Juliette Gautron, PhD candidate in the Department of Social Anthropology, has been announced as the winner of this year’s postgraduate photography competition. Juliette – who conducted her fieldwork in the Sierra Nevada de Santa Marta, northeast Colombia – impressed the competition judges with her striking and captivating images.
“These pictures were taken as I spent time with indigenous Wiwa friends”, she explains. “I accompanied them for a few weeks as they went to visit their family for new year celebrations in their home village, on the south side of the Sierra, near Valledupar”. For the judges, Juliette’s images – documenting the traditions of the Wiwa community – excelled in “creating a strong sense of place and intimacy”.

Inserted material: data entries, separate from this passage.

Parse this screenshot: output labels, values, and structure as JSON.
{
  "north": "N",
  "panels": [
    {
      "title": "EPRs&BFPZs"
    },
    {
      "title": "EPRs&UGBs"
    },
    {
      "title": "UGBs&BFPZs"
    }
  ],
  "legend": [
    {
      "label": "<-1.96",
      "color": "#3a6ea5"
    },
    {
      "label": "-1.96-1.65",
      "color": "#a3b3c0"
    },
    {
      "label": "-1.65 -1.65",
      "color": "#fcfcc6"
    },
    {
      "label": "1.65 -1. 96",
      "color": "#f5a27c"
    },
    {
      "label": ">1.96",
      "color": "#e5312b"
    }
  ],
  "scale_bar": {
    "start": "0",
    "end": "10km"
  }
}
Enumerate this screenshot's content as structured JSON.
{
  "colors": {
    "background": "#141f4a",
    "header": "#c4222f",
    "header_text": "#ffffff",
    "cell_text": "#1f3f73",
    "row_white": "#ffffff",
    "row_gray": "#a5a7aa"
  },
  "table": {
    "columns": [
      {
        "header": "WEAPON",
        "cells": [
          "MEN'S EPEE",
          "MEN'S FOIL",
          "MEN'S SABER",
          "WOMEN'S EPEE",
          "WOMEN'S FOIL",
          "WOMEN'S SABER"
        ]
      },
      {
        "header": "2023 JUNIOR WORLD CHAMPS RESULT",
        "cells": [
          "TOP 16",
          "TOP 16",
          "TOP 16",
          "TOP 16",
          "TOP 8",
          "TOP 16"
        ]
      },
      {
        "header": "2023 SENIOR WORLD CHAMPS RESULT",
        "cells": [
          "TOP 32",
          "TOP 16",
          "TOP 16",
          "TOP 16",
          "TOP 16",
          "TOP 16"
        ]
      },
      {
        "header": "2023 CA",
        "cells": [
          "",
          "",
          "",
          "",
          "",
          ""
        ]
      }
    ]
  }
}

This year’s competition – the 11th annual celebration for postgraduate students to showcase their fieldwork photographs – brought together seven diverse and visually compelling entries. “We were privileged to witness the integration of anthropological inquiry and photographic skill”, said the 2024 judging panel: Iza Kavedžija, Tim Cooper, Adam James Smith, Natalia Buitron, Andrew Sanchez and Mike Degani. Alongside quality and content, special consideration was given to images which conveyed a richness of human life and experience.
Gol Tengis was awarded second prize for his PhD fieldwork photography focused on dance practices in Inner Mongolia, a Chinese ethnic autonomous region adjacent to Russia and Mongolia. For the judges, his entry “shines with vibrant storytelling, captivating use of colour and a good balance of variety and cohesion”. All Gol’s images – from the Tibetan Buddhist Cham ceremony of Hohhot to graduation performances of Mongolian dance students (shown) – were “unified by their exploration of cultural expressions”.
Third prize was secured by Sally Montgomery: a PhD candidate researching human-environment relations and conceptions of belonging on Lord Howe Island – a small, isolated island off Australia. Part of this research studies environmental scientists engaged in the devastating effects of plastic pollution on migratory seabirds. “This entry is notable for its emotional impact”, wrote the judges. “The affective pull of these images is their greatest strength, vividly communicating ecological loss and grief”.